Duruşmanın ilk günüde sanık Preynat, çocuk izci grupları için oluşturulan bir tatil kampını yönettiği 1971-1991 yılları arasında her hafta yaşları 7 ile 15 arasında değişen dört-beş erkek çocuğa’ istismarda bulunduğunu itiraf ederken, “O zamanlar yaptıklarımı cinsel şiddet olarak algılamıyordum, bu bana daha çok bir şefkat ve okşama olarak geliyordu” demiş, yaptıklarının “ahlaki açıdan yanlış ve adice olduğunu” mağdurların davacı olmasıyla anladığını iddia etmiştir.
Duruşmanın ikini ve üçüncü günlerinde kendisini de çocukluğunda benzer şekilde istismara uğradığını anlatan Preynat, yaptıklarını mazur göstermek için dolaylı olarak kiliseyi de suçlamıştır: “Mes confesseurs successifs m’ont simplement exhorté à ne pas recommencer. Et pendant des années, je n’ai reçu aucune interdiction de ma hiérarchie, simplement une injonction : me faire aider… J’obtenais l’absolution, je prenais la résolution de ne plus recommencer, et je retombais… Il y avait énormément d’enfants, je ne les agressais pas tous. Dieu Merci / Günah çıkardığım rahipler sadece tekrarlamamamı tembihlediler. Ve yıllar boyunca hiyerarşimden hiçbir yasaklama gelmedi; sadece yardım almamı buyurdular… Günahlarım bağışlanıyor, yeniden başlamamaya karar veriyor ve yeniden düşüyordum… Çok sayıda çocuk vardı, Allaha Şükür hepsini taciz etmiyordum”
Bir Fransız gazetecini dediği gibi “anlaşılan kilise Allaha Şükretmenin patentini almış!”

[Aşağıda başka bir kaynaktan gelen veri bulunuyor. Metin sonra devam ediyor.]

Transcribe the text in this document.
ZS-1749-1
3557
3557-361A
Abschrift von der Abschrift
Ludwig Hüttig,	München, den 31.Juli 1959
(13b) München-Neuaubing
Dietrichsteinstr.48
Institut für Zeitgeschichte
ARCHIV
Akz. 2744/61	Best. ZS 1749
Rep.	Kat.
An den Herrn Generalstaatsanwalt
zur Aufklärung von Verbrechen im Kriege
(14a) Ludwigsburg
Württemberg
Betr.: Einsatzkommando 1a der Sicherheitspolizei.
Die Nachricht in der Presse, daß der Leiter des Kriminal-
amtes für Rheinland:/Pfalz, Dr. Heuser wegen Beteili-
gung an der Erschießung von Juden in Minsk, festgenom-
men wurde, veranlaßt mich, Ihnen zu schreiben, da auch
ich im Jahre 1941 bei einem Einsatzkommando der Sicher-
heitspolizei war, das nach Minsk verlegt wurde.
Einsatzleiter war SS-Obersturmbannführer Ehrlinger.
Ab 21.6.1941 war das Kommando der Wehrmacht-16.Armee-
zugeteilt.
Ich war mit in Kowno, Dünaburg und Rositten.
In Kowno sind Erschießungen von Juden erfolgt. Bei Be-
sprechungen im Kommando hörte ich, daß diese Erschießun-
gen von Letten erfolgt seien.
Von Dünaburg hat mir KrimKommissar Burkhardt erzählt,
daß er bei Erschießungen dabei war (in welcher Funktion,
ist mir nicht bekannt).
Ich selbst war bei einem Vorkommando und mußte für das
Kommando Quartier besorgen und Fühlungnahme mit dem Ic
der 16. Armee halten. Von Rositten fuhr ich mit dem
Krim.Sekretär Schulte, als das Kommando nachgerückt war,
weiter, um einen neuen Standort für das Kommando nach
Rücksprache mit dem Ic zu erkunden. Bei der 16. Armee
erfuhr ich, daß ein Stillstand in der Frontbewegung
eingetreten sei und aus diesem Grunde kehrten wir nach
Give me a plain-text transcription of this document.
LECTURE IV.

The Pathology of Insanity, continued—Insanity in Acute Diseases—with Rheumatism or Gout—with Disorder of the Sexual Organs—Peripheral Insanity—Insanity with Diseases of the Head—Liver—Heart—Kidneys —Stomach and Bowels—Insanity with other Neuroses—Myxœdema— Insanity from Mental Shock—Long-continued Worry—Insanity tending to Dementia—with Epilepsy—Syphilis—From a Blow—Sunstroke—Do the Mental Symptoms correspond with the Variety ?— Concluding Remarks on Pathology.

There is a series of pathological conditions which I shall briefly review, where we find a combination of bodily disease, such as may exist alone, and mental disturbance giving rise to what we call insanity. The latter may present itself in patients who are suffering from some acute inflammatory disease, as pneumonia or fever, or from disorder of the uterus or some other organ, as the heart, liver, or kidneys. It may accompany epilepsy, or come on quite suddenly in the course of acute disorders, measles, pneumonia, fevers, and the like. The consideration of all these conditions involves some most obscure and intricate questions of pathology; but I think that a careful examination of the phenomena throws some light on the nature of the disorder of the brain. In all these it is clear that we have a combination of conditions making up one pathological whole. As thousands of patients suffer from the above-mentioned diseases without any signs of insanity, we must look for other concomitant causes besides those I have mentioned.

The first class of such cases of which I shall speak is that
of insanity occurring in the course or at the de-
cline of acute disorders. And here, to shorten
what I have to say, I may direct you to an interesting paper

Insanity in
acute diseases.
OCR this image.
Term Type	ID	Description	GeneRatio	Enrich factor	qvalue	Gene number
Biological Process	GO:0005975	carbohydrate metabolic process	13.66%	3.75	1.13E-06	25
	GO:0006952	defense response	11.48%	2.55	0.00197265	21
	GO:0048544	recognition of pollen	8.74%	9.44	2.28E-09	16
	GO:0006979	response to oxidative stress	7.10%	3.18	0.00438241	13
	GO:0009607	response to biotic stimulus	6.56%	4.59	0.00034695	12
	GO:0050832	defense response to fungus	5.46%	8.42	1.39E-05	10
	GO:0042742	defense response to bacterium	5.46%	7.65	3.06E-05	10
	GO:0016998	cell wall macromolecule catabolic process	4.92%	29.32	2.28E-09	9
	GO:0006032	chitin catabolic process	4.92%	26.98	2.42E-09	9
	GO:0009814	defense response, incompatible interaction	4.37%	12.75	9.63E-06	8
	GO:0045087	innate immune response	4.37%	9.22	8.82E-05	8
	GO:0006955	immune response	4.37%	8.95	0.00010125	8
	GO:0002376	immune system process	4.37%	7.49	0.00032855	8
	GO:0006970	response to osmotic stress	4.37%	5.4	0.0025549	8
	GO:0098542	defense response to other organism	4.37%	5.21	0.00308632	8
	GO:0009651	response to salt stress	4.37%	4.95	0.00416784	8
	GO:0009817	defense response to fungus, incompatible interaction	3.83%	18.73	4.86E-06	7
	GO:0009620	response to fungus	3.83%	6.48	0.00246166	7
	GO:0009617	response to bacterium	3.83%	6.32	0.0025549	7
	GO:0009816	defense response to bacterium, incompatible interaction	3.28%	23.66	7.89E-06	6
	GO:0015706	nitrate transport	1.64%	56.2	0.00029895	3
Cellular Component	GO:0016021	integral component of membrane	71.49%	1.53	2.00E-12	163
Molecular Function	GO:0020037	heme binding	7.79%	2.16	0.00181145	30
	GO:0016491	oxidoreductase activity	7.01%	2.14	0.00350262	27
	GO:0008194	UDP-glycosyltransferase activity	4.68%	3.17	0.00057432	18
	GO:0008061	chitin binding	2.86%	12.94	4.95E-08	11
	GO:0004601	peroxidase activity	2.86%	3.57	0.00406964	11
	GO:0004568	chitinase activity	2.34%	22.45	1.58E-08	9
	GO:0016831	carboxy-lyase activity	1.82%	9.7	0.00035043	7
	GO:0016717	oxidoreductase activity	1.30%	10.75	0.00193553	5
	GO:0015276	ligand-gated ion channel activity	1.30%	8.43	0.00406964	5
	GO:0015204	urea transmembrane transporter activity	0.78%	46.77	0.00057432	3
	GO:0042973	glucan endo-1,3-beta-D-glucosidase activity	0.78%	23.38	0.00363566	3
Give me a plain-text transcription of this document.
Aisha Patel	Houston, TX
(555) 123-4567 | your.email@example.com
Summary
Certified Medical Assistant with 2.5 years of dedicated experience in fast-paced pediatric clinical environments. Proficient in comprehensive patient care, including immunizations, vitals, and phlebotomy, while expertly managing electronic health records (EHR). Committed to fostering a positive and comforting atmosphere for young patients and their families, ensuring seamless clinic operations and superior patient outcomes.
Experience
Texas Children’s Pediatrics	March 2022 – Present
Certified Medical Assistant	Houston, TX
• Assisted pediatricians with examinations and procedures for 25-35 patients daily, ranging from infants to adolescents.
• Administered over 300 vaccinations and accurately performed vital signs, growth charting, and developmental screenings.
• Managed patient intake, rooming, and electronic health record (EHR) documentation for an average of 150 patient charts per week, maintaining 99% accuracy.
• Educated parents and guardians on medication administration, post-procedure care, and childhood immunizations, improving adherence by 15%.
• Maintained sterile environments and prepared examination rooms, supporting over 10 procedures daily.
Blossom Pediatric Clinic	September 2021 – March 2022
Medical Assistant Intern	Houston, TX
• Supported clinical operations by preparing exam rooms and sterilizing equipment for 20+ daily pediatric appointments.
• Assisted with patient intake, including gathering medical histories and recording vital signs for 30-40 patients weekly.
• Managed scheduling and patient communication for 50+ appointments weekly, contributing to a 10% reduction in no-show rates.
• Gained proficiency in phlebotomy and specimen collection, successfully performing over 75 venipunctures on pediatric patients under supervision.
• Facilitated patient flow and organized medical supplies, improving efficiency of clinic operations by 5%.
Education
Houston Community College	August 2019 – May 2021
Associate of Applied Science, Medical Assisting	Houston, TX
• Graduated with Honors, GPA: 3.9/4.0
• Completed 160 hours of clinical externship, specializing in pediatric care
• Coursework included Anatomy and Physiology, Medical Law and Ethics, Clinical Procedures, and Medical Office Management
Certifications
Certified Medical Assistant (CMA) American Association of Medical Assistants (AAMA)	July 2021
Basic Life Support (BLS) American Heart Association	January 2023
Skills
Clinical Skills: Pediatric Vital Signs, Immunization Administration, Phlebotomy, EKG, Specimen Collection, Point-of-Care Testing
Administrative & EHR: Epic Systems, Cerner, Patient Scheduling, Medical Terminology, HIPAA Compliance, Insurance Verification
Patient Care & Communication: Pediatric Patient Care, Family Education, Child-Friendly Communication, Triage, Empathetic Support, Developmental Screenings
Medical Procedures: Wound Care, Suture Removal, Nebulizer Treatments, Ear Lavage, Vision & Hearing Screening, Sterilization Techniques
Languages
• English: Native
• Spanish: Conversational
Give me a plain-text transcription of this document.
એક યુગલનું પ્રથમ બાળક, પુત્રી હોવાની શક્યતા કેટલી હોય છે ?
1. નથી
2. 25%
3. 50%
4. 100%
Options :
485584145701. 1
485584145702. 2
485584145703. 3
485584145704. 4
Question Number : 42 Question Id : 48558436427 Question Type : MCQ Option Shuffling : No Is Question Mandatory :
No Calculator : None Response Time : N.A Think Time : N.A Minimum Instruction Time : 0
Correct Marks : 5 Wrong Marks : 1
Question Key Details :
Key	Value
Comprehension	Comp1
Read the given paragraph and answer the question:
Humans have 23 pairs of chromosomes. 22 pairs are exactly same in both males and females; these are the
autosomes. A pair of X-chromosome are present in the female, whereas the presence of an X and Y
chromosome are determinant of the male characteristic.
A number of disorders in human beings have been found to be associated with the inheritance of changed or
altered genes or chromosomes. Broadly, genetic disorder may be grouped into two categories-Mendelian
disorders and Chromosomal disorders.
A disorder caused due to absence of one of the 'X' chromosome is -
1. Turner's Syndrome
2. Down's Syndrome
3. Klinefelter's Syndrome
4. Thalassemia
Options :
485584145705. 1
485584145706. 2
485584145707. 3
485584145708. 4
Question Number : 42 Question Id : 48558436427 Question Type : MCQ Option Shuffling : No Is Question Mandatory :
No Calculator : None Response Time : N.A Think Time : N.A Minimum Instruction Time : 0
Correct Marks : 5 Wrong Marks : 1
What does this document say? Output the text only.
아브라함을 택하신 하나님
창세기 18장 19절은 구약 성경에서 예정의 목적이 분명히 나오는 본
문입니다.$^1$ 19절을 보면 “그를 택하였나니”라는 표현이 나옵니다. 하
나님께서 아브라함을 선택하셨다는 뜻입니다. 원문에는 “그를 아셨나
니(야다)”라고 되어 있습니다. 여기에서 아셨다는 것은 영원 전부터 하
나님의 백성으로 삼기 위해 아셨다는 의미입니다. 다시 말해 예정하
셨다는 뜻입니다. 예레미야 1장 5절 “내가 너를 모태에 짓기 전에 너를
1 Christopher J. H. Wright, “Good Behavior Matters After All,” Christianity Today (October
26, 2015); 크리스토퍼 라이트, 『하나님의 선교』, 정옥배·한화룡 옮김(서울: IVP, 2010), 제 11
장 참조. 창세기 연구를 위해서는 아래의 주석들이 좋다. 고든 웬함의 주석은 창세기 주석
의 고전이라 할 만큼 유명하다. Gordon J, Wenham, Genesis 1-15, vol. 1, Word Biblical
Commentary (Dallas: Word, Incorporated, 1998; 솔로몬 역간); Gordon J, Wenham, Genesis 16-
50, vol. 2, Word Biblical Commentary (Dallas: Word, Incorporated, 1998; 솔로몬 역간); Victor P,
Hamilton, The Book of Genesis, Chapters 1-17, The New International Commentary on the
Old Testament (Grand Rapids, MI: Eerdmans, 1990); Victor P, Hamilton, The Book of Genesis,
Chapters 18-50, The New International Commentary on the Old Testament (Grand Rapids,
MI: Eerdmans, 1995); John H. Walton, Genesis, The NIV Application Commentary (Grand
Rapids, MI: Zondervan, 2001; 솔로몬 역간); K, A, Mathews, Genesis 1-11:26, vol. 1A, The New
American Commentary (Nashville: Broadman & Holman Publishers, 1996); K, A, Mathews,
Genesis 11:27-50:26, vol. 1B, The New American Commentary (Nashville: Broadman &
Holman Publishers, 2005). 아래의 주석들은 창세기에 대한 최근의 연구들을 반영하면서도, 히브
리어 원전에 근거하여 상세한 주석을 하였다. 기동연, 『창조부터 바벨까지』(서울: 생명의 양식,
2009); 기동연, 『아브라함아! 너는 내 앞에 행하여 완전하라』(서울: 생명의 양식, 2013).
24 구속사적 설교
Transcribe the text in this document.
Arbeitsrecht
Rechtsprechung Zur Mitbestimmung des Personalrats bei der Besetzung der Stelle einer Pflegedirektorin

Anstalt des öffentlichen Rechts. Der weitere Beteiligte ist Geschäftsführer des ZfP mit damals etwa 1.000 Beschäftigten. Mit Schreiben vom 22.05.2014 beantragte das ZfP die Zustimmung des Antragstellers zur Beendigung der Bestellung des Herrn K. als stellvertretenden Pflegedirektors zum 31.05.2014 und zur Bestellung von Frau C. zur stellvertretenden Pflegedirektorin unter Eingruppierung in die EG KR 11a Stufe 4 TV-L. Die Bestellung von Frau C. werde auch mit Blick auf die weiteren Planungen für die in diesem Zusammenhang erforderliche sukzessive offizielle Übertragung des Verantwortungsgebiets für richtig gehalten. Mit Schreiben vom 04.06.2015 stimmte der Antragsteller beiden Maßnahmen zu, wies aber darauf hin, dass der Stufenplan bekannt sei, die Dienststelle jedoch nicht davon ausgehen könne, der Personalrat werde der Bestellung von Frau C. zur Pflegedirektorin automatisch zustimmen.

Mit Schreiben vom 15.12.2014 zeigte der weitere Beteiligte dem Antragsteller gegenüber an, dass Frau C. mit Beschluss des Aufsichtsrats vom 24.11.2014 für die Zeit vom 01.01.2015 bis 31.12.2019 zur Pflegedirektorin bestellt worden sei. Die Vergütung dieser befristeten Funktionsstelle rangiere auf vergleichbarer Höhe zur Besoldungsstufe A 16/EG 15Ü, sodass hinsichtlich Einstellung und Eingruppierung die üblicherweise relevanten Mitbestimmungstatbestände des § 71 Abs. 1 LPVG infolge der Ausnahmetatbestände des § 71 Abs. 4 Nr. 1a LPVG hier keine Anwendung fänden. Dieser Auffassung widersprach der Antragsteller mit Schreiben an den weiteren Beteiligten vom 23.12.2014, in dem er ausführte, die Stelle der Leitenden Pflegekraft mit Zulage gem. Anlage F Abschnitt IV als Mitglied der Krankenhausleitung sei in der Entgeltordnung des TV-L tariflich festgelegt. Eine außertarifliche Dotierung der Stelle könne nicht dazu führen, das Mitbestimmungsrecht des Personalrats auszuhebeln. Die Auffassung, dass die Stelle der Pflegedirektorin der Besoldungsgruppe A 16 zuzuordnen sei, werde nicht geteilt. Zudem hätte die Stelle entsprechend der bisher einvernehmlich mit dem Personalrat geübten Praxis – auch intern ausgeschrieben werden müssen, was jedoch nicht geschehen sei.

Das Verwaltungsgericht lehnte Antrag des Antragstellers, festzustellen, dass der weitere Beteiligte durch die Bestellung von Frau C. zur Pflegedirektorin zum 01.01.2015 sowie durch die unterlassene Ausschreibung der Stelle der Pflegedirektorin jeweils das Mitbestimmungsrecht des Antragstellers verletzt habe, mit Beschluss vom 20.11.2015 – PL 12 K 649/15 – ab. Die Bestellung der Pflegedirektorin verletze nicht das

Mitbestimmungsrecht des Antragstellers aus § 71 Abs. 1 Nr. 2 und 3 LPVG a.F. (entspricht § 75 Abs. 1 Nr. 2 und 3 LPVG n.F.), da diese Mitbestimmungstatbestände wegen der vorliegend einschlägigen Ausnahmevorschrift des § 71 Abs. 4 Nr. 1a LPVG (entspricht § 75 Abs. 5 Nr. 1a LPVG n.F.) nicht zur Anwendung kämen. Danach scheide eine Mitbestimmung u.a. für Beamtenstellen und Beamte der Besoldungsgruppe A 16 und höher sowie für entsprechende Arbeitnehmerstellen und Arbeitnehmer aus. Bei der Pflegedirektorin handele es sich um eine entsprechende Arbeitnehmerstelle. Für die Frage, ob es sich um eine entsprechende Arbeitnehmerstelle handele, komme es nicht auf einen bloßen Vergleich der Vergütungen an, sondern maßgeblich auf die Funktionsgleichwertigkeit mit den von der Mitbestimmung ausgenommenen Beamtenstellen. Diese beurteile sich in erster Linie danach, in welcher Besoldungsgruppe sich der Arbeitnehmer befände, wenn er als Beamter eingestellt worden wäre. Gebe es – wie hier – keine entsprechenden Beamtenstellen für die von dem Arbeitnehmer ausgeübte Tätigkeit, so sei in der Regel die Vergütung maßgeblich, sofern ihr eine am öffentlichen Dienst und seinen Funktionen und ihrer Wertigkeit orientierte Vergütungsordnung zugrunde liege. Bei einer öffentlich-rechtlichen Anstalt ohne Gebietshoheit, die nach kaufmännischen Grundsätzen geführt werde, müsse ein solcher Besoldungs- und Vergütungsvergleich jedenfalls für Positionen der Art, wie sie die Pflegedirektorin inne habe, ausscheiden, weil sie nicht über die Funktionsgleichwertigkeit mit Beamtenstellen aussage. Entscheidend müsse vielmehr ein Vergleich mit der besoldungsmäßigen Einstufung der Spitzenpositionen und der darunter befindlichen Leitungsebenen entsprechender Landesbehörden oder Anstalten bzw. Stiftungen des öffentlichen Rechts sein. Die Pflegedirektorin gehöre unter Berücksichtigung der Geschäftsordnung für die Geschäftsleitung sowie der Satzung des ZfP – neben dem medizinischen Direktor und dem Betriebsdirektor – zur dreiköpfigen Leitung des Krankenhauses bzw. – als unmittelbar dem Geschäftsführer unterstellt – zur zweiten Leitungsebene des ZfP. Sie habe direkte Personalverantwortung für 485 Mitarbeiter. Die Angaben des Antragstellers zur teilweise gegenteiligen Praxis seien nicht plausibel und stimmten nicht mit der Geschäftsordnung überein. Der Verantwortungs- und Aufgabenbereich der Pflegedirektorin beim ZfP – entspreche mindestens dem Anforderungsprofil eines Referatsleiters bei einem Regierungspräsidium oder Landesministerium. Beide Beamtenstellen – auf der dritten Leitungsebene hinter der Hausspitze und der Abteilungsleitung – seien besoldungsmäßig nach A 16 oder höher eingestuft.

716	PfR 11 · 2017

Bu rezilliğin bir diğer trajik boyutu da var. Davacıların mahkemede anlattıklarını, tacize maruz kalışlarını, gördükleri şiddeti, büyüme çağında karanlık bir hayat süren bir mağdurun nasıl “acı ve öfke” hissettiğini, yaşadıkları yüzünden kendi oğullarına dokunamayan bir adamın acısını okumak bile insanın gözlerini yaşartıyor.
Ve de tabii ki birkaç gündür şahit olduğumuz bu olaylar aslında buz dağının görünen ucu. Kim bilir kapalı kapıların, günah çıkarmanın kutsallığını gizlediği, hak ettiği cezayı almamış kaç yüz taciz ve tecavüz suçlusu var!